Ora però la situazione appare sostanzialmente ribaltata, con Di Maio tonico più che mai e capace di toni sferzanti verso il suo alleato (compresa l’intervista di oggi a Repubblica). Ma cosa ha determinato questo ribaltamento di ruoli? E quali conseguenze avrà il nuovo assetto che ne risulta determinato?

La risposta c’è, ma è inevitabilmente complessa. Però può essere riassunta considerando tre elementi, capaci, se attivi contemporaneamente, di produrre effetti assai visibili.

Il primo, tutto interno al palazzo, riguarda il rapporto tra il M5S e la funzione governo. Rapporto per mesi tormentato ma oggi più sereno, anche perché sono del movimento quasi tutti i dicasteri dotati di struttura. Ecco allora farsi evidente un tema da molti sottovalutato: alla Giustizia come al Mise, alla Salute come alle Infrastrutture e alla Difesa (ma anche agli Esteri e all’Ambiente) i “professionisti” del Palazzo hanno preso le misure ai nuovi governanti e (dopo mesi di rapporti tesi) hanno trovato forme di convivenza che spesso diventano collaborazione sincera.
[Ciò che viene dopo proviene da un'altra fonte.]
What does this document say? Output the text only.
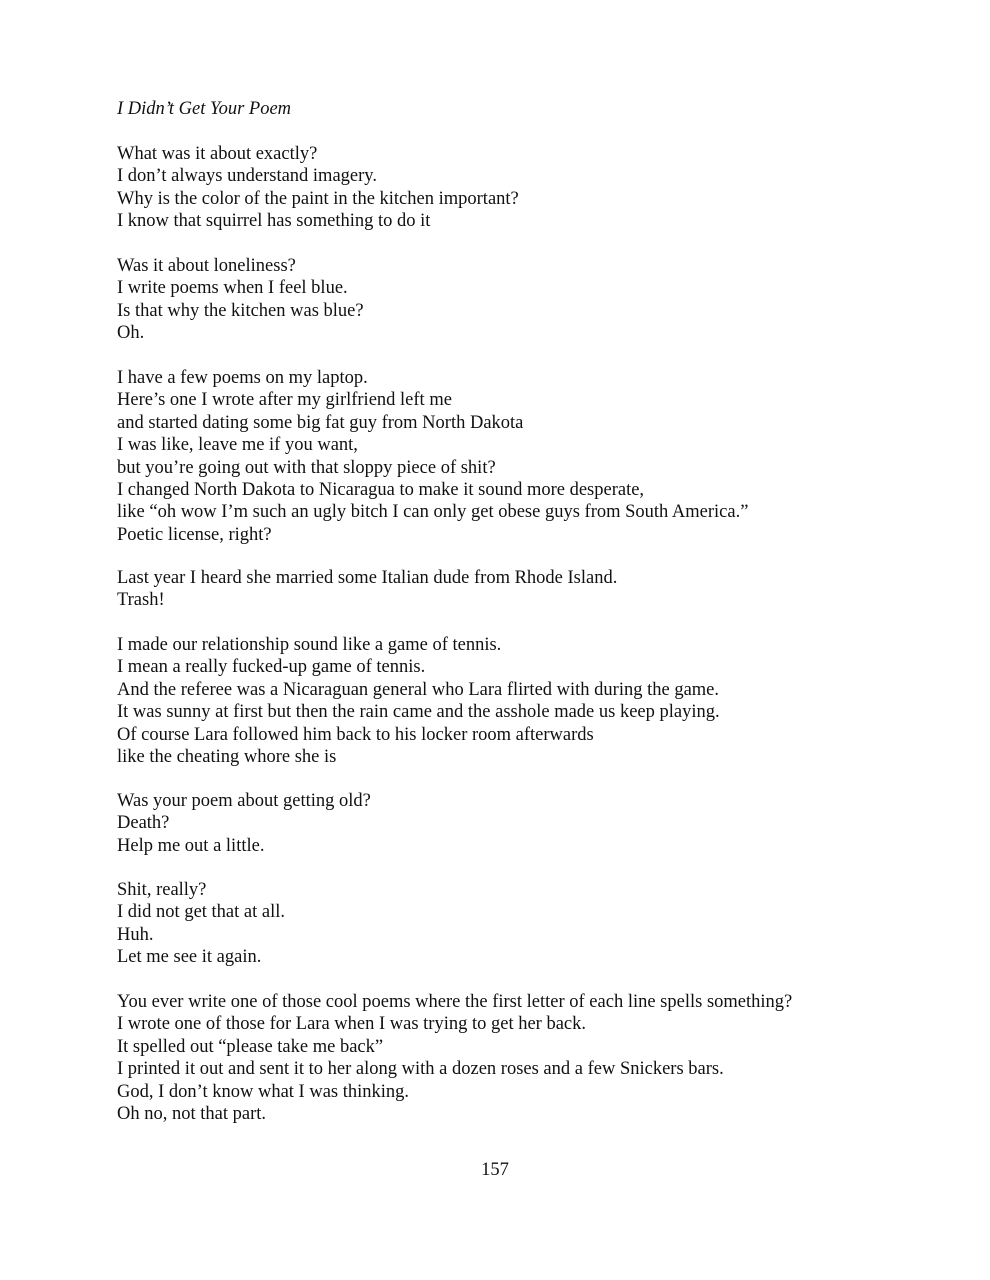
I Didn’t Get Your Poem
What was it about exactly?
I don’t always understand imagery.
Why is the color of the paint in the kitchen important?
I know that squirrel has something to do it
Was it about loneliness?
I write poems when I feel blue.
Is that why the kitchen was blue?
Oh.
I have a few poems on my laptop.
Here’s one I wrote after my girlfriend left me
and started dating some big fat guy from North Dakota
I was like, leave me if you want,
but you’re going out with that sloppy piece of shit?
I changed North Dakota to Nicaragua to make it sound more desperate,
like “oh wow I’m such an ugly bitch I can only get obese guys from South America.”
Poetic license, right?
Last year I heard she married some Italian dude from Rhode Island.
Trash!
I made our relationship sound like a game of tennis.
I mean a really fucked-up game of tennis.
And the referee was a Nicaraguan general who Lara flirted with during the game.
It was sunny at first but then the rain came and the asshole made us keep playing.
Of course Lara followed him back to his locker room afterwards
like the cheating whore she is
Was your poem about getting old?
Death?
Help me out a little.
Shit, really?
I did not get that at all.
Huh.
Let me see it again.
You ever write one of those cool poems where the first letter of each line spells something?
I wrote one of those for Lara when I was trying to get her back.
It spelled out “please take me back”
I printed it out and sent it to her along with a dozen roses and a few Snickers bars.
God, I don’t know what I was thinking.
Oh no, not that part.
157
Insomma oggi il rapporto tra M5S e alte burocrazie ministeriali volge al bello in molti casi, con evidenti effetti di rasserenamento del clima nei palazzi che contano. Ciò è ancora più vero se si considera l’affermarsi della linea Di Maio, di gran lunga più affidabile per quei mondi rispetto a quella Grillo-Di Battista.

Il secondo elemento necessario per cogliere il punto è invece tutto fuori dal palazzo, si tratta delle dinamiche di consenso. Si faccia attenzione a un aspetto molto importante da considerare: il livello attuale del M5S (diciamo tra il 20 e il 25 %) è inferiore a quello di marzo 2018 ma infinitamente più gestibile, perché stare sopra il 30 genera tensioni molto forti in tutto il sistema. È esattamente la situazione rovesciata rispetto a quella di Salvini, che invece oggi con i sondaggi che lo stimano al 30 % (e spesso anche oltre) è soggetto a pressioni micidiali su tutti i fronti, perché diventa il nemico politico di tutti (o quasi) gli attori presenti sulla scena.

Infine c’è un aspetto non meno importante e tutto relativo al tipo di leadership che proprio Salvini ha esercitato sin qui. Per arrivare ai risultati ottenuti il leader della Lega ha spinto l’acceleratore in tutte le direzioni, sfidando piazze e movimenti antagonisti di ogni genere, esponendosi ad una presenza radio-televisiva e sui social massiccia, accettando senza indugio polemiche su ogni fronte, dal fascismo al caso Siri. Insomma una strategia inevitabilmente logorante, anche se gli ha consentito di issarsi fino a percentuali di consenso che certamente lo porteranno ad arrivare primo alle prossime elezioni europee (mentre alle politiche arrivò terzo, è bene ricordarlo).

Cosa verrà fuori da tutto questo nessuno lo sa, anche perché lo scenario si complica anche per effetto di vicende giudiziarie che, come sempre in Italia, non sono prive di effetti politici. Salvini dunque arriverà primo il 26 maggio, ma in quella vittoria ci sono elementi di fragilità strutturale che farà bene a considerare con attenzione. La strategia dell’uno contro tutti è per molti versi inebriante, ma raramente efficace col passare del tempo.